Moving a CLLocation by x meters

Question

I have a CLLocation defined, and I'd like to move that point x meters to the east and y meters to the south. How may I achieve that?

Answer 1

A conversion to Swift, taken from this answer:

func locationWithBearing(bearingRadians:Double, distanceMeters:Double, origin:CLLocationCoordinate2D) -> CLLocationCoordinate2D {
    let distRadians = distanceMeters / (6372797.6) // earth radius in meters

    let lat1 = origin.latitude * M_PI / 180
    let lon1 = origin.longitude * M_PI / 180

    let lat2 = asin(sin(lat1) * cos(distRadians) + cos(lat1) * sin(distRadians) * cos(bearingRadians))
    let lon2 = lon1 + atan2(sin(bearingRadians) * sin(distRadians) * cos(lat1), cos(distRadians) - sin(lat1) * sin(lat2))

    return CLLocationCoordinate2D(latitude: lat2 * 180 / M_PI, longitude: lon2 * 180 / M_PI)
}

Morgan Chen wrote this:

All of the math in this method is done in radians. At the start of the method, lon1 and lat1 are converted to radians for this purpose as well. Bearing is in radians too. Keep in mind this method takes into account the curvature of the Earth, which you don't really need to do for small distances.

My comments (Mar. 25, 2021):

The calculation used in this method is called solving the "direct geodesic problem", and this is discussed in C.F.F. Karney's article "Algorithms for geodesics", 2012. The code given above uses a technique that is less accurate than the algorithms presented in Karney's article.

Answer 2

Improved swift solution to Peters answer. Only correction is the bearing should be radian while calculation has been made.

 func locationWithBearing(bearing:Double, distanceMeters:Double, origin:CLLocationCoordinate2D) -> CLLocationCoordinate2D {
    let distRadians = distanceMeters / (6372797.6)

    var rbearing = bearing * M_PI / 180.0

    let lat1 = origin.latitude * M_PI / 180
    let lon1 = origin.longitude * M_PI / 180

    let lat2 = asin(sin(lat1) * cos(distRadians) + cos(lat1) * sin(distRadians) * cos(rbearing))
    let lon2 = lon1 + atan2(sin(rbearing) * sin(distRadians) * cos(lat1), cos(distRadians) - sin(lat1) * sin(lat2))

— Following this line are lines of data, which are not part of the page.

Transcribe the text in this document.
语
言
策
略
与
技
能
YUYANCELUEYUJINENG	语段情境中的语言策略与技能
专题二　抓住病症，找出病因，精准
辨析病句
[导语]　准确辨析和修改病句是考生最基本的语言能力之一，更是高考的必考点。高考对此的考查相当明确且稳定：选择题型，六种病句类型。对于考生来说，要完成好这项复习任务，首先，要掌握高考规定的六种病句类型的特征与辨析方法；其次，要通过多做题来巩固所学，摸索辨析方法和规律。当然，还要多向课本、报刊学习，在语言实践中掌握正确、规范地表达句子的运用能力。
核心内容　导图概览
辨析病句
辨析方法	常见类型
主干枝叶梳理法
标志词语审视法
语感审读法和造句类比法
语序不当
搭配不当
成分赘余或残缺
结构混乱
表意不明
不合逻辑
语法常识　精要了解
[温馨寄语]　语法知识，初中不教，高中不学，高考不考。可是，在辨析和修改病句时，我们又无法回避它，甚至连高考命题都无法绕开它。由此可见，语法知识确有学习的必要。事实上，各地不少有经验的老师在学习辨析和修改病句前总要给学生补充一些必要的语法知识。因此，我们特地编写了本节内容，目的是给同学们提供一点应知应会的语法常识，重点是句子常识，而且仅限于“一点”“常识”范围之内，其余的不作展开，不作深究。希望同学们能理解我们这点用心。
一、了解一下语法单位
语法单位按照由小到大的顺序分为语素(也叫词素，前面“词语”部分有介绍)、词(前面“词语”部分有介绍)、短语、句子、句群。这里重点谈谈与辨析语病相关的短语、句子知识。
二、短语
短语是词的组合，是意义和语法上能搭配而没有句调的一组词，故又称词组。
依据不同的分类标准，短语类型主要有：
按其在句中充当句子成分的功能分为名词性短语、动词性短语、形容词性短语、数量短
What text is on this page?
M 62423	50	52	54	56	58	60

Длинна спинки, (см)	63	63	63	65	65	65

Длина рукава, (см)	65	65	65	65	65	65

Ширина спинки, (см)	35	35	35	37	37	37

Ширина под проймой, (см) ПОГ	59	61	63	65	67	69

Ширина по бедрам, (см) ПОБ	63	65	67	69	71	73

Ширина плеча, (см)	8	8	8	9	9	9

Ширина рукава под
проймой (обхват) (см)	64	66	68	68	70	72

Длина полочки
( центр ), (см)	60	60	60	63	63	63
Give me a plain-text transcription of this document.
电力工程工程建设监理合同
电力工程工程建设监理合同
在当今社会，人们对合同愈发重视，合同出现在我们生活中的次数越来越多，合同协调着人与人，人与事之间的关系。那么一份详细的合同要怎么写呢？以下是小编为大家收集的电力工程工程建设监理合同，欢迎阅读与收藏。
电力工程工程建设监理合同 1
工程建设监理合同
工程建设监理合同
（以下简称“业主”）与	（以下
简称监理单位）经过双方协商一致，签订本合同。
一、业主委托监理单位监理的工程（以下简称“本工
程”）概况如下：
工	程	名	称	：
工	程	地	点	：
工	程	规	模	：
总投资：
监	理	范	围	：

    return CLLocationCoordinate2D(latitude: lat2 * 180 / M_PI, longitude: lon2 * 180 / M_PI)
}

Answer 3

Great post, here's the Obj-C wrapper for those who love copy/paste:

- (CLLocationCoordinate2D) locationWithBearing:(float)bearing distance:(float)distanceMeters fromLocation:(CLLocationCoordinate2D)origin {
    CLLocationCoordinate2D target;
    const double distRadians = distanceMeters / (6372797.6); // earth radius in meters

    float lat1 = origin.latitude * M_PI / 180;
    float lon1 = origin.longitude * M_PI / 180;

    float lat2 = asin( sin(lat1) * cos(distRadians) + cos(lat1) * sin(distRadians) * cos(bearing));
    float lon2 = lon1 + atan2( sin(bearing) * sin(distRadians) * cos(lat1),
                     cos(distRadians) - sin(lat1) * sin(lat2) );

    target.latitude = lat2 * 180 / M_PI;
    target.longitude = lon2 * 180 / M_PI; // no need to normalize a heading in degrees to be within -179.999999° to 180.00000°

    return target;
}

Answer 4

There is a C function that is close to what you are asking but it takes a bearing and distance. It's in my UtilitiesGeo class on github. You would pass the latitude and longitude from your CLLocation to it and then create a new CLLocation from the resulting lat2 and lon2 that it returns:

/*-------------------------------------------------------------------------
* Given a starting lat/lon point on earth, distance (in meters)
* and bearing, calculates destination coordinates lat2/lon2.
*
* all params in degrees
*-------------------------------------------------------------------------*/
void destCoordsInDegrees(double lat1, double lon1,
                         double distanceMeters, double bearing,
                         double* lat2, double* lon2);

If you can't use that, take a look at the algorithms that it was derived from here and here and perhaps you can modify it or those sites might have something closer to your needs.